Abandons it and lets the druggies move in, who quickly knacker the building... bit by bit it gets damaged (by persons unknown), until he gets served with an order to make it safe by the council. So he demolishes it.

Now... with a vacant site... let's see how it'll be before those flats go up!

Scumbag.


would you not shut it for a change ya whinging ould bag!

If you are so worried about it why dont you and the neighbours arrange a whip round, buy the plot for Market Value and clear the site and create a park!

you are good at telling people to do with their own land but go quiet when it comes to buying the guys out and a the first swear_words_not_allowed to cash in when you get the chance yours ya hypocrite!

Re: Fire on Beech road

Posted: Mon May 18, 2009 6:52 pm
by Russ
annie wrote:
barlowmoorroadbhoy wrote:
Russ wrote:The government also changed the rules on building rates a while back so that there is no relief for vacant buildings hence creating a tax liability on unoccupied buildings.

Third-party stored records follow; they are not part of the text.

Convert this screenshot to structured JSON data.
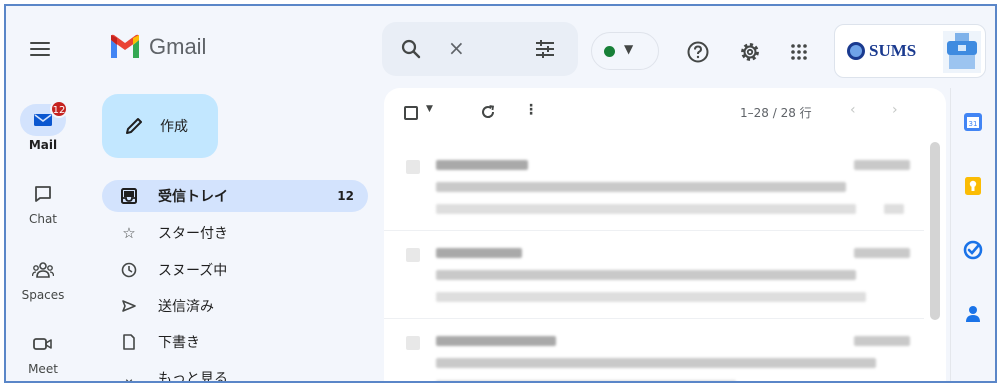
{
  "app": {
    "name": "Gmail"
  },
  "search": {
    "clear_glyph": "×"
  },
  "account": {
    "brand": "SUMS"
  },
  "rail": [
    {
      "label": "Mail",
      "badge": "12",
      "icon": "mail-icon"
    },
    {
      "label": "Chat",
      "icon": "chat-icon"
    },
    {
      "label": "Spaces",
      "icon": "spaces-icon"
    },
    {
      "label": "Meet",
      "icon": "meet-icon"
    }
  ],
  "compose": {
    "label": "作成"
  },
  "nav": [
    {
      "label": "受信トレイ",
      "count": "12",
      "icon": "inbox-icon",
      "active": true
    },
    {
      "label": "スター付き",
      "icon": "star-icon"
    },
    {
      "label": "スヌーズ中",
      "icon": "snooze-icon"
    },
    {
      "label": "送信済み",
      "icon": "send-icon"
    },
    {
      "label": "下書き",
      "icon": "draft-icon"
    },
    {
      "label": "もっと見る",
      "icon": "chevron-down-icon"
    }
  ],
  "toolbar": {
    "pager": "1–28 / 28 行"
  },
  "colors": {
    "accent": "#c2e7ff",
    "active_nav": "#d3e3fd",
    "badge": "#c5221f",
    "status": "#188038"
  }
}
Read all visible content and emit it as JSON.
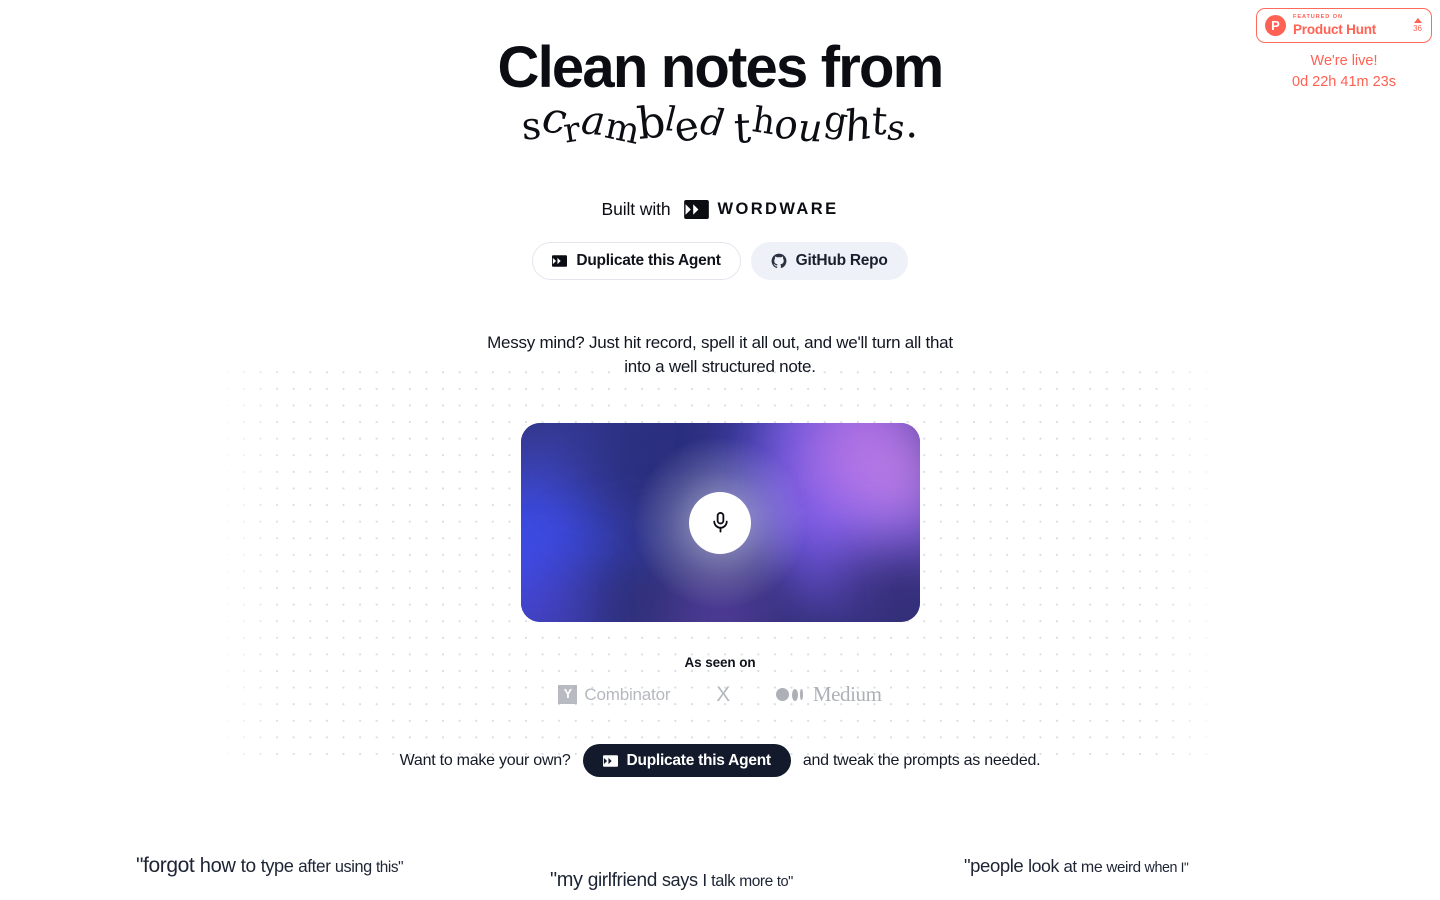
{
  "product_hunt": {
    "kicker": "FEATURED ON",
    "name": "Product Hunt",
    "votes": "36",
    "live_label": "We're live!",
    "timer": "0d 22h 41m 23s"
  },
  "hero": {
    "headline_line1": "Clean notes from",
    "headline_line2": "scrambled thoughts.",
    "built_with_label": "Built with",
    "brand_name": "WORDWARE",
    "tagline": "Messy mind? Just hit record, spell it all out, and we'll turn all that into a well structured note."
  },
  "buttons": {
    "duplicate": "Duplicate this Agent",
    "github": "GitHub Repo"
  },
  "recorder": {
    "mic_icon": "microphone-icon"
  },
  "as_seen_on": {
    "title": "As seen on",
    "logos": [
      {
        "mark": "Y",
        "label": "Combinator"
      },
      {
        "mark": "X",
        "label": ""
      },
      {
        "mark": "medium-dots",
        "label": "Medium"
      }
    ]
  },
  "cta": {
    "prefix": "Want to make your own?",
    "button": "Duplicate this Agent",
    "suffix": "and tweak the prompts as needed."
  },
  "testimonials": [
    {
      "text": "\"forgot how to type after using this\""
    },
    {
      "text": "\"my girlfriend says I talk more to\""
    },
    {
      "text": "\"people look at me weird when I\""
    }
  ],
  "colors": {
    "product_hunt": "#ff6154",
    "dark_button": "#131a2b",
    "grey_button": "#eef1f7",
    "text": "#10131c"
  }
}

correct - empty rates relief was stupidly abolished and not landowners cannot afford to maintain older vacant building and are choosing to demolish them.

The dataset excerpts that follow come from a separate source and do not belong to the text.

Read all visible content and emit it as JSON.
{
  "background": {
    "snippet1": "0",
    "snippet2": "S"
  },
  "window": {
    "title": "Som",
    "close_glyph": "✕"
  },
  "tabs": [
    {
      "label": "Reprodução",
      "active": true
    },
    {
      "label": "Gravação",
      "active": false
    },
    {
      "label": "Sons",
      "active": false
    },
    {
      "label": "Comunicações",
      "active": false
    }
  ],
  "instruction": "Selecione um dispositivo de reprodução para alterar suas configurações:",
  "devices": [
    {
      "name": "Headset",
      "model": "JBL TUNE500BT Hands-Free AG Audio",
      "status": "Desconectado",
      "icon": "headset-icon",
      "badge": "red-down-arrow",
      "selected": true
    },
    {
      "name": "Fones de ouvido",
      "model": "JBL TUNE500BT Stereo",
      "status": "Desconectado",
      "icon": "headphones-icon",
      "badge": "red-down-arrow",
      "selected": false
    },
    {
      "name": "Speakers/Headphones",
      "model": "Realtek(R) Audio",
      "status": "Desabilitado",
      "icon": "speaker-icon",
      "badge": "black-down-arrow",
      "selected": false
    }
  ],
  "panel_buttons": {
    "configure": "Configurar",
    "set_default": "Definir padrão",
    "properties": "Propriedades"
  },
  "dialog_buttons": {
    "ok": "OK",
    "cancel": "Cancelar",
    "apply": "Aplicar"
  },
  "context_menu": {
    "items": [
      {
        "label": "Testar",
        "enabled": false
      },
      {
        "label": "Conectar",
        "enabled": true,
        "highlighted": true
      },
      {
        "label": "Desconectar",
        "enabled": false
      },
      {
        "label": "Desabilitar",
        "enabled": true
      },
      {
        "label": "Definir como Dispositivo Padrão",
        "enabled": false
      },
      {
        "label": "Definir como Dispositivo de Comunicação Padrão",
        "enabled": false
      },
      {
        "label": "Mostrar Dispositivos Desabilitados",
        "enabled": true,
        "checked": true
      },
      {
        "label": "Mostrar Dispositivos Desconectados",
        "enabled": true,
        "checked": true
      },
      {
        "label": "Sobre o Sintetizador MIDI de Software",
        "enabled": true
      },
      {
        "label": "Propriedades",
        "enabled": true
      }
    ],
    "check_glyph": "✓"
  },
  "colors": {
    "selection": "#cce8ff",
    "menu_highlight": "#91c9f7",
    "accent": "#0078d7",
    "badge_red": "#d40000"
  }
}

Because of this it only demolition contractors that are busy when it comes to the construction industry - and their rates have gone way up. Sp many cash strapped property owners have gone down the "cheaper route" and burning buildings down if they cant get permission to demolish or afford to demolish or maintain. Not say that that is the case here! 8)



Many older vacant buildings are vacant because the owners want to get rid of them but are prevented by planning permission... Witness the bunglalow on St Werburghs Road... vacant for years (despite countless letters stuck to the door offering the purchase), landlord wanted to knock it down and build completely out-of-place flats on the site. He was refused permission due to opposition from neighbours (quite rightly, on a road with semi and detached properties), so what does he do?

Abandons it and lets the druggies move in, who quickly knacker the building... bit by bit it gets damaged (by persons unknown), until he gets served with an order to make it safe by the council. So he demolishes it.

Now... with a vacant site... let's see how it'll be before those flats go up!

Scumbag.



It's the owners prerogative to let a building become derelict if they so wish, likewise it is the prerogative of the local authority (taking into account local and unitary development plans) to either grant or not grant planning permissions for a development.

Generally you do not need planning permission to demolish a building (unless it is listed or located within a conservation area)

So if you buy a property to develop it and then fail to get the necessary planning permission there is nothing wrong with leaving the property vacant, if it becomes unsafe you may well get an enforcement notice from the local authority requiring you to make it safe, making it safe can be done by demolishing it. Once demolished the owner will need planning to build anything on the site so it may be a risky strategy and in no way guarantees that they will get the planning permission they originally wanted.